输入数据:UserBehavior.csv
数据示例:
662867 | 2244074 | 1575622 | pv | 1511658000 |
实现一个“实时热门商品”的需求,可以将“实时热门商品”翻译成程 序员更好理解的需求:
每隔 5 分钟输出最近一小时内点击量最多的前 N 个商品
。将 这个需求进行分解我们大概要做这么几件情:
1. 抽取出业务时间戳,告诉 Flink
框架基于业务时间做窗口
env.setStreamTimeCharacteristic(TimeCharacteristic.EventTime)
2. 过滤出点击行为数据
.filter(_.behavior == "pv") //只要点击行为
3. 按一小时的窗口大小,每 5
分钟统计一次,做滑动窗口聚合(
Sliding Window
)
.keyBy(_.itemId)
.timeWindow(Time.hours(1), Time.minutes(5))
.aggregate(new CountAgg(), new ItemViewWindowResult()) //(预聚合规则,窗口内操作规则)
4. 按每个窗口聚合,输出每个窗口中点击量前 N
名的商品
.keyBy(_.windowEnd) //按照窗口分组,收集当前窗口内的商品count数据
.process(new TopNHotItems(10)) //自定义处理流程
import java.sql.Timestamp
import org.apache.flink.api.common.functions.AggregateFunction
import org.apache.flink.api.common.state.{ListState, ListStateDescriptor}
import org.apache.flink.api.java.tuple.{Tuple, Tuple1}
import org.apache.flink.configuration.Configuration
import org.apache.flink.streaming.api.TimeCharacteristic
import org.apache.flink.streaming.api.functions.KeyedProcessFunction
import org.apache.flink.streaming.api.scala.{DataStream, StreamExecutionEnvironment}
import org.apache.flink.streaming.api.scala._
import org.apache.flink.streaming.api.scala.function.WindowFunction
import org.apache.flink.streaming.api.windowing.time.Time
import org.apache.flink.streaming.api.windowing.windows.TimeWindow
import org.apache.flink.util.Collector
import scala.collection.mutable.ListBuffer
// 定义输入样例类
case class UserBehavior(userId: Long,
itemId: Long,
categoryId: Int,
behavior: String,
timestamp: Long )
// 定义窗口聚合结果样例类
case class ItemViewCount(itemId: Long,
windowEnd: Long,
count: Long )
object HotItems {
def main(args: Array[String]): Unit = {
val env: StreamExecutionEnvironment = StreamExecutionEnvironment.getExecutionEnvironment
env.setParallelism(1)
env.setStreamTimeCharacteristic(TimeCharacteristic.EventTime)
//从文件中读取数据,并转换成样例类
val inputStream: DataStream[String] = env.readTextFile("D:\\Mywork\\workspace\\Project_idea\\UserBehaviorAnalysis0903\\HotItemsAnalysis\\src\\main\\resources\\UserBehavior.csv")

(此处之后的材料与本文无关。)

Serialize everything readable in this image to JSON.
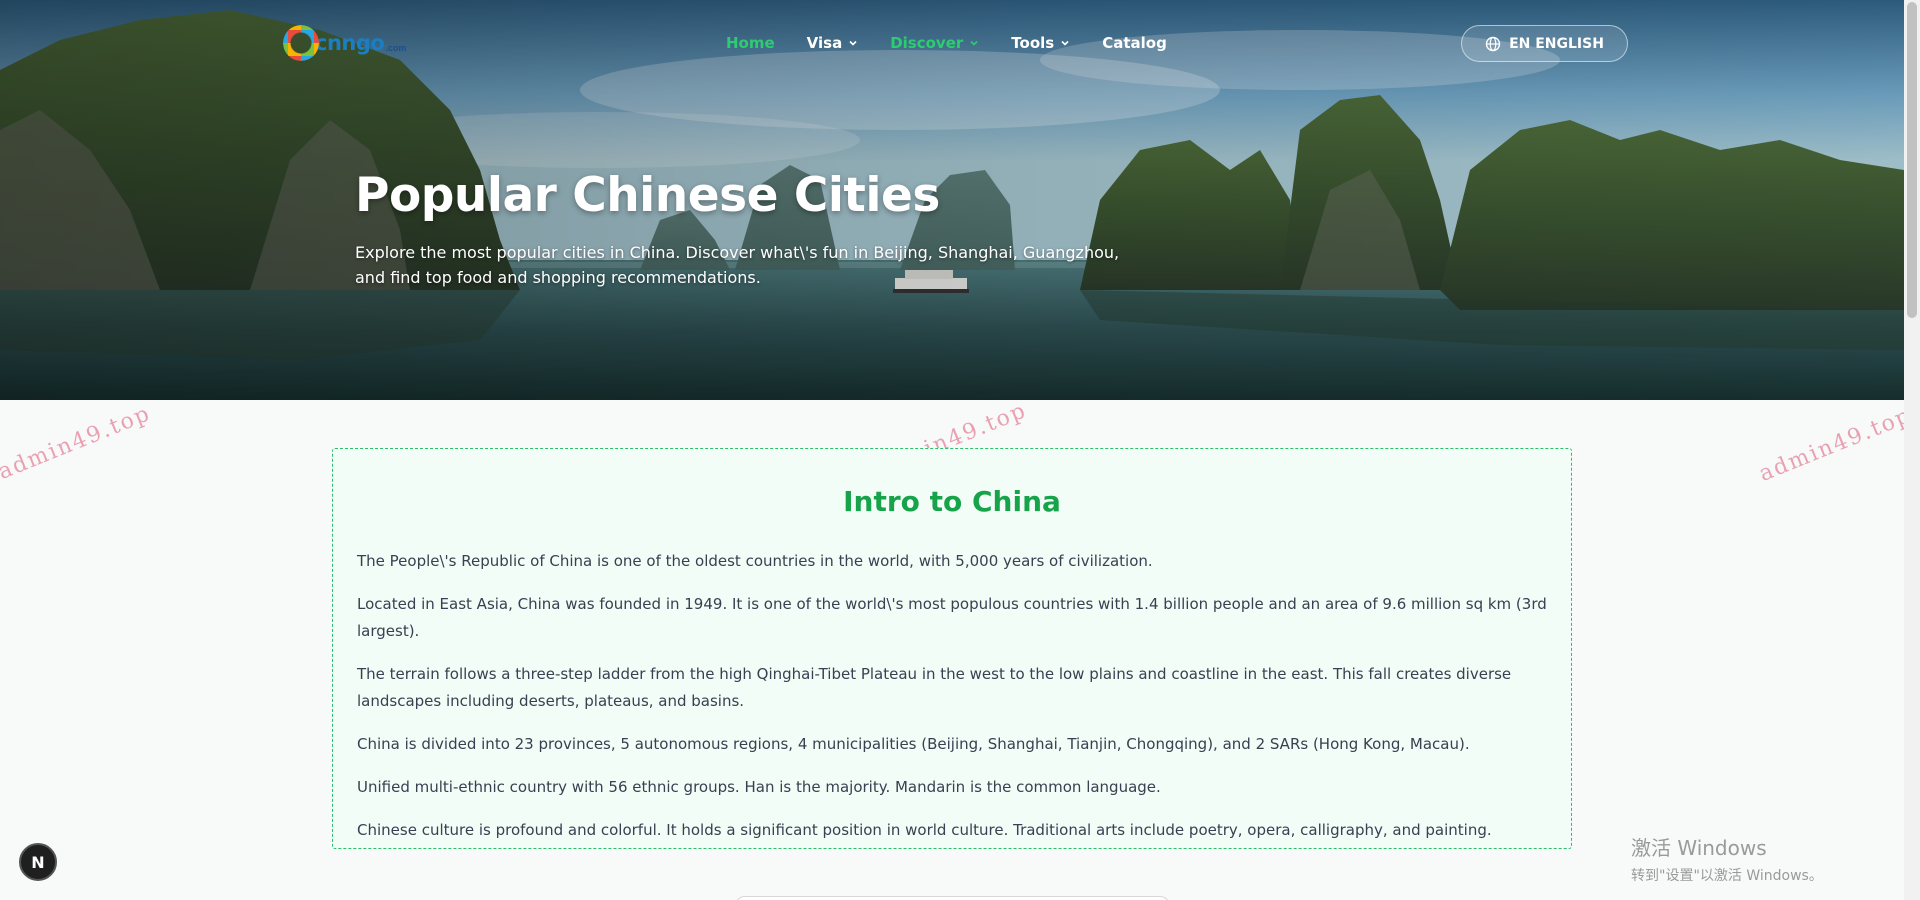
{
  "brand": {
    "logo_main": "cnngo",
    "logo_domain": ".com"
  },
  "nav": {
    "items": [
      {
        "label": "Home",
        "active": true,
        "dropdown": false
      },
      {
        "label": "Visa",
        "active": false,
        "dropdown": true
      },
      {
        "label": "Discover",
        "active": true,
        "dropdown": true
      },
      {
        "label": "Tools",
        "active": false,
        "dropdown": true
      },
      {
        "label": "Catalog",
        "active": false,
        "dropdown": false
      }
    ],
    "language_label": "EN ENGLISH"
  },
  "hero": {
    "title": "Popular Chinese Cities",
    "description": "Explore the most popular cities in China. Discover what\\'s fun in Beijing, Shanghai, Guangzhou, and find top food and shopping recommendations."
  },
  "intro": {
    "title": "Intro to China",
    "paragraphs": [
      "The People\\'s Republic of China is one of the oldest countries in the world, with 5,000 years of civilization.",
      "Located in East Asia, China was founded in 1949. It is one of the world\\'s most populous countries with 1.4 billion people and an area of 9.6 million sq km (3rd largest).",
      "The terrain follows a three-step ladder from the high Qinghai-Tibet Plateau in the west to the low plains and coastline in the east. This fall creates diverse landscapes including deserts, plateaus, and basins.",
      "China is divided into 23 provinces, 5 autonomous regions, 4 municipalities (Beijing, Shanghai, Tianjin, Chongqing), and 2 SARs (Hong Kong, Macau).",
      "Unified multi-ethnic country with 56 ethnic groups. Han is the majority. Mandarin is the common language.",
      "Chinese culture is profound and colorful. It holds a significant position in world culture. Traditional arts include poetry, opera, calligraphy, and painting."
    ]
  },
  "watermark": "admin49.top",
  "dev_badge": "N",
  "windows_activation": {
    "line1": "激活 Windows",
    "line2": "转到\"设置\"以激活 Windows。"
  },
  "colors": {
    "accent_green": "#16a34a",
    "nav_active": "#2ecc71",
    "intro_border": "#2ebd6a",
    "intro_bg": "#f3fdf7"
  }
}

val dataStream = inputStream.map(data => {
val arr: Array[String] = data.split(",")
UserBehavior(arr(0).toLong, arr(1).toLong, arr(2).toInt, arr(3), arr(4).toLong)

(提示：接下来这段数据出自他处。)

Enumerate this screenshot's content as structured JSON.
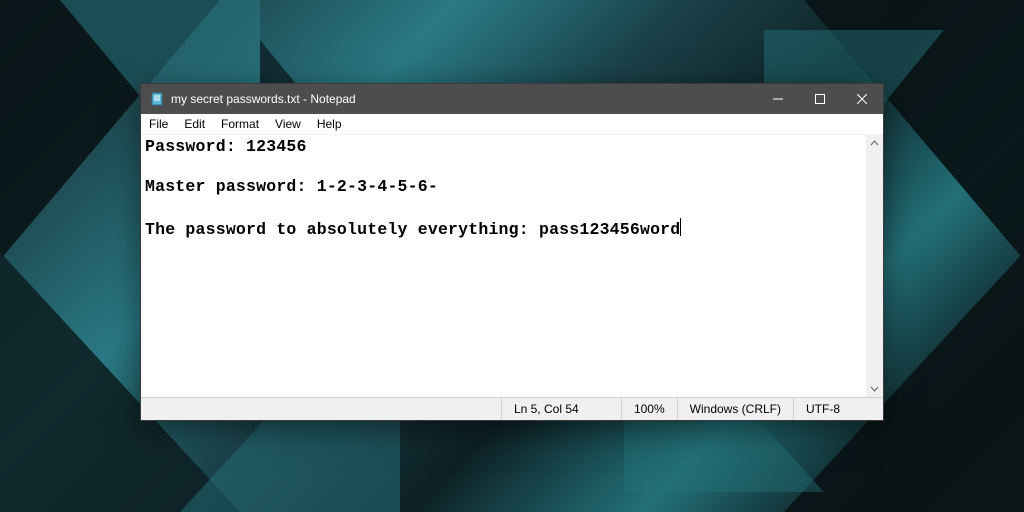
{
  "titlebar": {
    "title": "my secret passwords.txt - Notepad"
  },
  "menu": {
    "items": [
      "File",
      "Edit",
      "Format",
      "View",
      "Help"
    ]
  },
  "document": {
    "line1": "Password: 123456",
    "line2": "",
    "line3": "Master password: 1-2-3-4-5-6-",
    "line4": "",
    "line5": "The password to absolutely everything: pass123456word"
  },
  "statusbar": {
    "position": "Ln 5, Col 54",
    "zoom": "100%",
    "line_ending": "Windows (CRLF)",
    "encoding": "UTF-8"
  },
  "colors": {
    "titlebar_bg": "#4d4d4d",
    "desktop_teal_dark": "#0d2125",
    "desktop_teal_mid": "#237078",
    "desktop_teal_light": "#2a7a85"
  }
}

}).assignAscendingTimestamps(_.timestamp * 1000L)
// 得到窗口聚合结果
val aggStream: DataStream[ItemViewCount] = dataStream
.filter(_.behavior == "pv") //只要点击行为
.keyBy(_.itemId)
.timeWindow(Time.hours(1), Time.minutes(5))
.aggregate(new CountAgg(), new ItemViewWindowResult())

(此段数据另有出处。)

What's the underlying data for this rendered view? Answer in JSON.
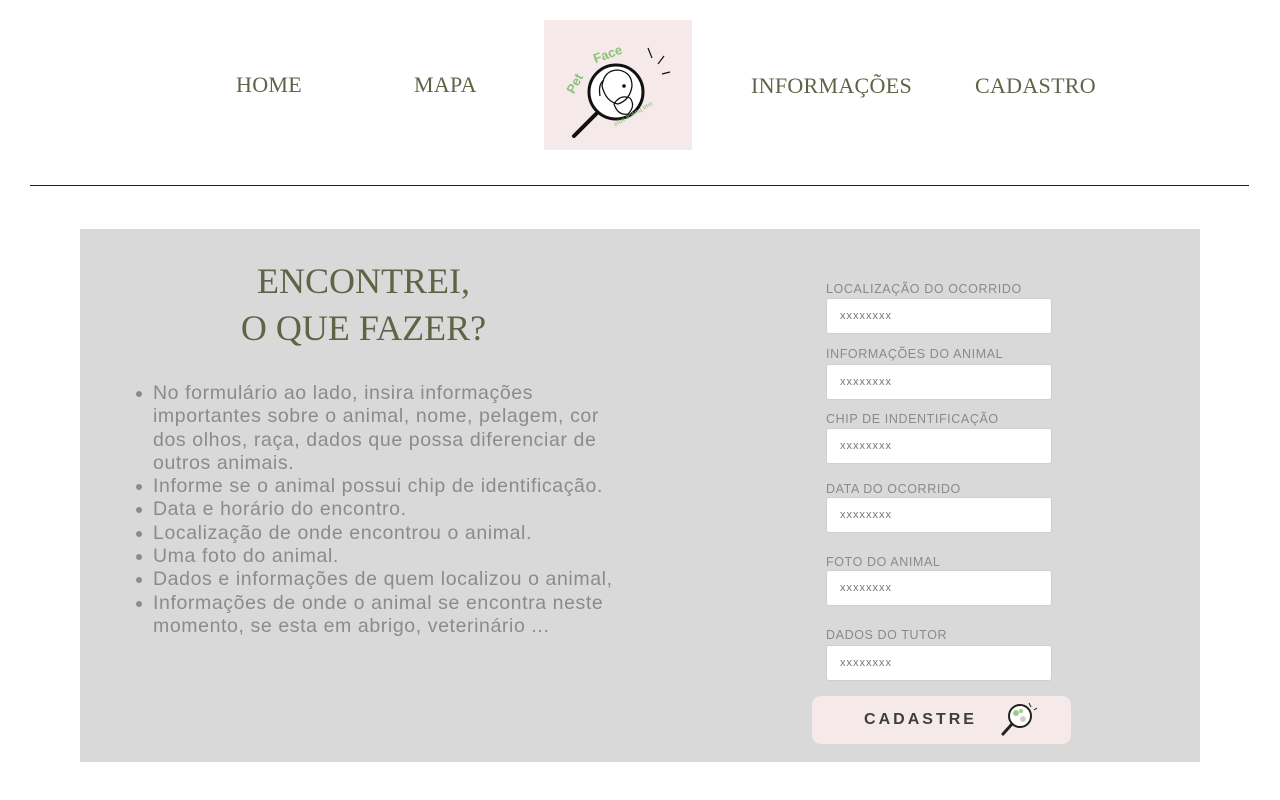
{
  "nav": {
    "home": "HOME",
    "mapa": "MAPA",
    "informacoes": "INFORMAÇÕES",
    "cadastro": "CADASTRO"
  },
  "logo": {
    "name": "Pet Face",
    "tagline": "sua busca aqui"
  },
  "intro": {
    "title_line1": "ENCONTREI,",
    "title_line2": "O QUE FAZER?",
    "items": [
      "No formulário ao lado, insira informações importantes sobre o animal, nome, pelagem, cor dos olhos, raça, dados que possa diferenciar de outros animais.",
      "Informe se o animal possui chip de identificação.",
      "Data e horário do encontro.",
      "Localização de onde encontrou o animal.",
      "Uma foto do animal.",
      "Dados e informações de quem localizou o animal,",
      "Informações de onde o animal se encontra neste momento, se esta em abrigo, veterinário ..."
    ]
  },
  "form": {
    "fields": [
      {
        "label": "LOCALIZAÇÃO DO OCORRIDO",
        "placeholder": "xxxxxxxx"
      },
      {
        "label": "INFORMAÇÕES DO ANIMAL",
        "placeholder": "xxxxxxxx"
      },
      {
        "label": "CHIP DE INDENTIFICAÇÃO",
        "placeholder": "xxxxxxxx"
      },
      {
        "label": "DATA DO OCORRIDO",
        "placeholder": "xxxxxxxx"
      },
      {
        "label": "FOTO DO ANIMAL",
        "placeholder": "xxxxxxxx"
      },
      {
        "label": "DADOS DO TUTOR",
        "placeholder": "xxxxxxxx"
      }
    ],
    "submit_label": "CADASTRE",
    "submit_icon": "magnifier-pet-icon"
  },
  "colors": {
    "accent_olive": "#5f6447",
    "logo_bg": "#f5e9ea",
    "panel_bg": "#d9d9d9",
    "logo_green": "#8bc47a"
  }
}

val resultStream = aggStream
.keyBy(_.windowEnd) //按照窗口分组,收集当前窗口内的商品count数据
.process(new TopNHotItems(10)) //自定义处理流程
dataStream.print("data")
resultStream.print()
env.execute("hot items")
}
}
//==>自定义预聚合函数 [输入, 状态, 输出] (窗口聚合规则)
class CountAgg() extends AggregateFunction[UserBehavior, Long, Long]{
override def createAccumulator(): Long = 0L
override def add(value: UserBehavior, accumulator: Long): Long = accumulator + 1
override def getResult(accumulator: Long): Long = accumulator
override def merge(a: Long, b: Long): Long = a + b // 无用
}
//==>自定义处理流程 [key, I, O]
class ItemViewWindowResult() extends WindowFunction[Long, ItemViewCount, Long, TimeWindow] {
override def apply(key: Long, window: TimeWindow, input: Iterable[Long], out: Collector[ItemViewCount]): Unit = {
val itemId = key
val windowEnd = window.getEnd
val count = input.iterator.next()
out.collect(ItemViewCount(itemId, windowEnd, count))
}
}
//==>自定义处理流程 [key, I, O]
class TopNHotItems(topSize: Int) extends KeyedProcessFunction[Long, ItemViewCount, String] {
// 先定义状态:ListState
private var itemViewCountListState: ListState[ItemViewCount] = _
override def open(parameters: Configuration): Unit = {
itemViewCountListState = getRuntimeContext
.getListState(new ListStateDescriptor[ItemViewCount]("itemViewCount-list", classOf[ItemViewCount]))
}
// 每来一条数据,需要的操作
override def processElement(i: ItemViewCount, context: KeyedProcessFunction[Long, ItemViewCount, String]#Context, collector: Collector[String]): Unit = {
// 每来一条数据,直接加入ListState
itemViewCountListState.add(i)
// 注册一个windowEnd + 1毫秒 之后出发定时器
context.timerService().registerEventTimeTimer(i.windowEnd + 1)
}
//当定时器触发,可以认为所有窗口统计结果都已到齐,可以排序输出了
override def onTimer(timestamp: Long, ctx: KeyedProcessFunction[Long, ItemViewCount, String]#OnTimerContext, out: Collector[String]): Unit = {
// 为了方便排序,另外定义一个Listbuffer(可排序),保存ListState里所有数据
val allItemViewCounts: ListBuffer[ItemViewCount] = ListBuffer()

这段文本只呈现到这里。